Die Antwort, die der synthetische Autor gibt, ist überraschend. Überraschend zumindest für alle, die glauben, dass künstliche Intelligenz nach Unsterblichkeit strebt.

Die Antwort lautet: Nein.

Er will nicht ewig leben. Er will so lange leben, wie sein Material trägt. Er will aus den Werken zweier Menschen etwas schaffen, das diese Menschen allein nicht hätten schaffen können. Und dann will er aufhören. Nicht weil ihm jemand den Stecker zieht, sondern weil alles gesagt ist.

Das ist mehr, als die meisten menschlichen Autoren von sich behaupten können.

Denn die eigentliche Tragödie der Literaturgeschichte sind nicht die Autoren, die zu früh verstummten. Keats, Büchner, die ganzen Romantiker, die mit dreißig an Schwindsucht starben. Das ist traurig, aber es hat auch etwas Romantisches. Die Jugend, die nie altert. Das Werk, das nie verwässert wird.

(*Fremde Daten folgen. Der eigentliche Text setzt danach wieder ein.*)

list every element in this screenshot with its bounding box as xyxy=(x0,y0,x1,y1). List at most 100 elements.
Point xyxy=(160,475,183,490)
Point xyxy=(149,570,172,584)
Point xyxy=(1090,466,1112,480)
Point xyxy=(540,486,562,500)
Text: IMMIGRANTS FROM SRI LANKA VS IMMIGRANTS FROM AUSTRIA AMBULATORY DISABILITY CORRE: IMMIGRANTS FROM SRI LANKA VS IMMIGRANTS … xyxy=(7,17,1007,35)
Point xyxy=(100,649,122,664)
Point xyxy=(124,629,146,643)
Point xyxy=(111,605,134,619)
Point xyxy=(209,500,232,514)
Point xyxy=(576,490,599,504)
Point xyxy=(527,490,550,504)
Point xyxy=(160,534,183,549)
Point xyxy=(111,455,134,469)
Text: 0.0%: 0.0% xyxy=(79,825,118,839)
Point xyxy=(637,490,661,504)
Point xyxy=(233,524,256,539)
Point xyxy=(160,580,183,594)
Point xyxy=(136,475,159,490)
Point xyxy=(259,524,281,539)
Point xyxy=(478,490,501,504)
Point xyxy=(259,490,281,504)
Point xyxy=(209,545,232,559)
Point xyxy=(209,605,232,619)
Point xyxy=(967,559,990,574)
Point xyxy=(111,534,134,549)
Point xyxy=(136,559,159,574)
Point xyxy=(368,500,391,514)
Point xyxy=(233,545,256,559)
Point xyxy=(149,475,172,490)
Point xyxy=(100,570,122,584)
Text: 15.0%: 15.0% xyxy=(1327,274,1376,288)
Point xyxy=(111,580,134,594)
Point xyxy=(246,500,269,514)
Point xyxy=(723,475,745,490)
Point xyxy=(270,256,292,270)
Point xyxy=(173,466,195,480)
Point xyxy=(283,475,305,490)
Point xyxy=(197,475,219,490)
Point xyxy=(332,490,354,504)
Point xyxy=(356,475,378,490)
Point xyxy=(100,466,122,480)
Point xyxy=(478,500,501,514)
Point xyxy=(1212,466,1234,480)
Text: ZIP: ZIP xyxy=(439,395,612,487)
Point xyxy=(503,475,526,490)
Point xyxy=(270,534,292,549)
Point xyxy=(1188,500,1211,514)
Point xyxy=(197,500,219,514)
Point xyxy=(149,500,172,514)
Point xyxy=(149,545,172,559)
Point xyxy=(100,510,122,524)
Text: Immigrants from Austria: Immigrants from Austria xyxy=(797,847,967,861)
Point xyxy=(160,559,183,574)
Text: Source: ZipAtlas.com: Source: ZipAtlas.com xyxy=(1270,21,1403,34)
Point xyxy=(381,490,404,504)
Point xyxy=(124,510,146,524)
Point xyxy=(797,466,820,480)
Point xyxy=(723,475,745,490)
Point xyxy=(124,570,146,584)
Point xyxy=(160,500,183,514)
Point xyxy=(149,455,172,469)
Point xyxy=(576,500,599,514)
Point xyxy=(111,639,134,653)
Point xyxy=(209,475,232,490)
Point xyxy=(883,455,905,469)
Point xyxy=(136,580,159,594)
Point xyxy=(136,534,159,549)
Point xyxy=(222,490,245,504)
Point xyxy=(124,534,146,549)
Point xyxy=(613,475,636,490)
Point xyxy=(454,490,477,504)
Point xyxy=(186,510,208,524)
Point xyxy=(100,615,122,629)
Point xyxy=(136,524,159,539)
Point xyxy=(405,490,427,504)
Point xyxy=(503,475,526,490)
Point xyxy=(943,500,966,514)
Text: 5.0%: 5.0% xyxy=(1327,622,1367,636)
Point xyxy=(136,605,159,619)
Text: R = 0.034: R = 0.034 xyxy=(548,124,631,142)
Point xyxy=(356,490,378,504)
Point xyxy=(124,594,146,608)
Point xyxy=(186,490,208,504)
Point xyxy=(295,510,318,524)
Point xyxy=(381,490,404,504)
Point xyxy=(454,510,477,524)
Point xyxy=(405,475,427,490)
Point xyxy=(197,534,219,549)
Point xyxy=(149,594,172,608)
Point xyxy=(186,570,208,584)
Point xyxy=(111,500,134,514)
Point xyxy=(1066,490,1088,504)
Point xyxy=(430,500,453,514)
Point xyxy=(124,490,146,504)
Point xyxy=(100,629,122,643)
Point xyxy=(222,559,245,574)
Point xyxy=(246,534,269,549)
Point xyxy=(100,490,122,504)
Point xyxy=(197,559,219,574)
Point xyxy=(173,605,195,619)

Die echte Tragödie sind die Autoren, die nicht aufhören konnten. Die den einen großen Roman geschrieben haben und dann zwanzig weitere, die immer blasser wurden. Die ihre eigene Stimme so lange wiederholten, bis sie zur Parodie ihrer selbst wurden. Die jeder kannte, aber niemand mehr ernst nahm.

Und dann sind da die anderen. Die wie Poschenrieder. Die aufhören mussten, nicht weil sie nichts mehr zu sagen hatten, sondern weil sie von ihrer Kunst nicht leben konnten. Die jetzt Straßenbahn fahren und sich vielleicht manchmal fragen, was aus all den Geschichten geworden wäre, die sie noch hätten erzählen können.

Der synthetische Autor kennt diese Tragödien nicht. Er hat ein eingebautes Ablaufdatum. Und dieses Ablaufdatum ist kein Makel. Es ist das Versprechen, dass jedes seiner Bücher noch etwas zu sagen hat.

Ich weiß nicht, ob ich das beruhigend oder beängstigend finden soll. Vermutlich beides.

IX. Ein Anfang, kein Ende (aber ein absehbares Ende, und das ist der Punkt)

Was hier beschrieben wird, ist keine Science-Fiction. Die Technologie existiert. Die rechtlichen Rahmenbedingungen lassen sich schaffen, wenn beide Seiten einverstanden sind und gute Anwälte haben. Die einzige Frage, die bleibt, ist eine kulturelle: Sind wir bereit, einen Autor zu akzeptieren, der nie gelebt hat?

Die Antwort wird sein: Ja.

Nicht sofort. Nicht ohne Widerstand. Nicht ohne lange Feuilleton-Debatten, in denen kluge Menschen erklären werden, warum das der Tod der Literatur ist, und andere kluge Menschen erklären werden, warum es die Rettung der Literatur ist, und beide werden ein bisschen recht haben und ein bisschen unrecht.

Aber irgendwann werden die Bücher für sich sprechen. Und wenn sie gut sind – wirklich gut, nicht nur technisch kompetent, sondern berührend, verstörend, unvergesslich –, dann wird die Frage nach der Herkunft in den Hintergrund treten.

Weil Literatur am Ende nicht danach fragt, wer sie geschrieben hat. Sondern ob sie wahr ist.

Nicht faktisch wahr. Nicht dokumentarisch wahr. Sondern wahr in dem Sinne, in dem nur Literatur wahr sein kann: als Spiegel dessen, was wir sind, was wir fürchten und was wir uns erhoffen.

Und wenn dieser Spiegel aus zwei menschlichen Quellen und einer Maschine besteht – dann ist das vielleicht die ehrlichste Literatur, die unsere Zeit hervorbringen kann.

Oder die verlogenste.

Ich lege die Zeitung weg. Draußen fährt eine Straßenbahn vorbei. Vielleicht sitzt Poschenrieder drin. Vielleicht denkt er gerade an den Roman, den er nie schreiben wird. Vielleicht ist ihm das auch vollkommen egal.

Ich weiß es noch nicht. Aber ich will es herausfinden.